Cependant, le remplacement total du juge d'instruction par un magistrat du Parquet, soumis à l'autorité du Ministre de la Justice, comporte plusieurs dangers. Nous en citerons deux :
- le premier, et non le moindre, consiste en un déséquilibre de la procédure pénale au détriment du justiciable soupçonné d'avoir commis une infraction. Il appartiendra à ce dernier de recueillir les preuves qui lui sont favorables, puisque le Parquet n'instruira qu'à charge, et non à décharge. Sans moyens et sans avocat correctement rémunéré (ce que ne permet pas l'aide juridictionnelle aujourd'hui), seuls les justiciables disposant de ressources suffisantes pourront faire face à l'accusation et demander les expertises coûteuses susceptibles de les disculper.

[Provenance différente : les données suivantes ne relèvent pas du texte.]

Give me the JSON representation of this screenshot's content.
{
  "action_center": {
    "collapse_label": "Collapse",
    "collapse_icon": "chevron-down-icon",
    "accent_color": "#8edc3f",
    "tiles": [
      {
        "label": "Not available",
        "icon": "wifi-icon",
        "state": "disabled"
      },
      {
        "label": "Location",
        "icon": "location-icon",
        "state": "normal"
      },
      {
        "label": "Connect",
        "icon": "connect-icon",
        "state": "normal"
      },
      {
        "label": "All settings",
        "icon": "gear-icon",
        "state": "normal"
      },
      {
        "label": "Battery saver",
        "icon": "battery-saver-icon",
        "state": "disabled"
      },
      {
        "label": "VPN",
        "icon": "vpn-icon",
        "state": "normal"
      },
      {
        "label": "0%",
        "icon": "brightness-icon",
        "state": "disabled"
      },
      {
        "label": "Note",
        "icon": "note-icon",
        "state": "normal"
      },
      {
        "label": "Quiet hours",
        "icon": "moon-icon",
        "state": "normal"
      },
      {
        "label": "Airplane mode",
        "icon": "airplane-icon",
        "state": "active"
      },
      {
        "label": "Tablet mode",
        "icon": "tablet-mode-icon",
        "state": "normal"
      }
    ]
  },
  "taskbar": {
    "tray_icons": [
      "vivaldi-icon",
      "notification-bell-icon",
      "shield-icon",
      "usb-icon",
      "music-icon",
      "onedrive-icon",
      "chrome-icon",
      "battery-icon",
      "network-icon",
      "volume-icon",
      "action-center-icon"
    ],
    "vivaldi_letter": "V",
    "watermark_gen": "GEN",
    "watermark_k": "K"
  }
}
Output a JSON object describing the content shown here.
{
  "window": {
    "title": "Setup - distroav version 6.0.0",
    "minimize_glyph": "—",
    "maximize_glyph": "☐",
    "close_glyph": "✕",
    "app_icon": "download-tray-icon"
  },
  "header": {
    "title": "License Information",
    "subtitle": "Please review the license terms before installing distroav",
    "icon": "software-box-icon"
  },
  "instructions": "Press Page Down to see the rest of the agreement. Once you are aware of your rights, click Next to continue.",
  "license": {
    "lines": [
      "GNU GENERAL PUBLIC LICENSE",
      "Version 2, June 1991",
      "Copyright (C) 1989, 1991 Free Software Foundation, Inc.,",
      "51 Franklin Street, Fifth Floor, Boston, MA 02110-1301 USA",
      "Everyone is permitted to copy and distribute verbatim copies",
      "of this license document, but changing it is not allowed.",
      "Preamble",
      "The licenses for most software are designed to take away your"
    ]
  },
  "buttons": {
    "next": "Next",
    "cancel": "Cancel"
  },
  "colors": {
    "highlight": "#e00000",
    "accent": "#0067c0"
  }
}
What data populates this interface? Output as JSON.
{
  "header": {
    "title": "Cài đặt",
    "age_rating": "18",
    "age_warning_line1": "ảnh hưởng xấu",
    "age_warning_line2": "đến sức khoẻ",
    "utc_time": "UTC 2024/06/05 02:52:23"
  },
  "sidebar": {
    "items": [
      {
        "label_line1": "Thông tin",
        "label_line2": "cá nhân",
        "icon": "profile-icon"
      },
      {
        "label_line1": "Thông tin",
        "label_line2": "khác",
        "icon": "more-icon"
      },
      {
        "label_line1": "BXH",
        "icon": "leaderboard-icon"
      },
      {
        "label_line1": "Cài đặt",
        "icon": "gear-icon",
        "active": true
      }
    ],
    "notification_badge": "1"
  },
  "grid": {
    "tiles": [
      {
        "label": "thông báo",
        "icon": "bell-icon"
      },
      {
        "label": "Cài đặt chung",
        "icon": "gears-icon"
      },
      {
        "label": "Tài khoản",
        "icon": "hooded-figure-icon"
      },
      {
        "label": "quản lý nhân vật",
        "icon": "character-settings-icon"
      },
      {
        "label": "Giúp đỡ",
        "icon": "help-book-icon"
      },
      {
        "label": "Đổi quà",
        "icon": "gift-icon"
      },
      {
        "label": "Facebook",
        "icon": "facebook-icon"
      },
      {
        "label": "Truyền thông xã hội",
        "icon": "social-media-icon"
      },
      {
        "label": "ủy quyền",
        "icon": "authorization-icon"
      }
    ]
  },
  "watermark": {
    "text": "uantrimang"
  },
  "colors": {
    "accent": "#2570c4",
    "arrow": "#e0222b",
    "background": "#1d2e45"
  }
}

C'est le défaut essentiel du système accusatoire, tel qu'il est pratiqué par les pays anglo-américains ;
- le second danger, plus exceptionnel, porte sur les affaires politico-financières impliquant le pouvoir, ou des proches du pouvoir. Pour ces affaires, en l'absence d'indépendance du Parquet à l'égard du Garde des Sceaux, aucun juge indépendant comme l'est le juge d'instruction ne pourra enquêter et révéler les faits mettant en cause des élus ou des dirigeants d'entreprises proches des cercles du pouvoir. Sur une simple instruction du Ministre de la Justice, le magistrat du Parquet chargé d'une affaire politico-financière devra cesser ses investigations.
En janvier 1993, la gauche avait modifié la loi pour que les instructions du Garde des Sceaux dans les affaires pénales soient systématiquement écrites et versées au dossier, que ces instructions tendent à poursuivre ou à ne pas poursuivre. Dès août 1993, la droite, revenue aux affaires, avait remis en cause cette avancée pour limiter le caractère écrit aux seules instructions, les moins sensibles, tendant aux poursuites. Le Garde des Sceaux peut ainsi, secrètement, demander au Parquet de ne pas poursuivre.
Telle qu'elle est annoncée, c'est-à-dire en l'absence d'indépendance du Parquet à l'égard du pouvoir exécutif et d'instauration d'une aide juridictionnelle suffisante de l'Etat, la disparition du juge d'instruction accroîtra les inégalités tout en mettant à l'abri les proches du pouvoir. La philosophie guidant les réformes économiques et fiscales du gouvernement semble présider également à la réforme de la procédure pénale.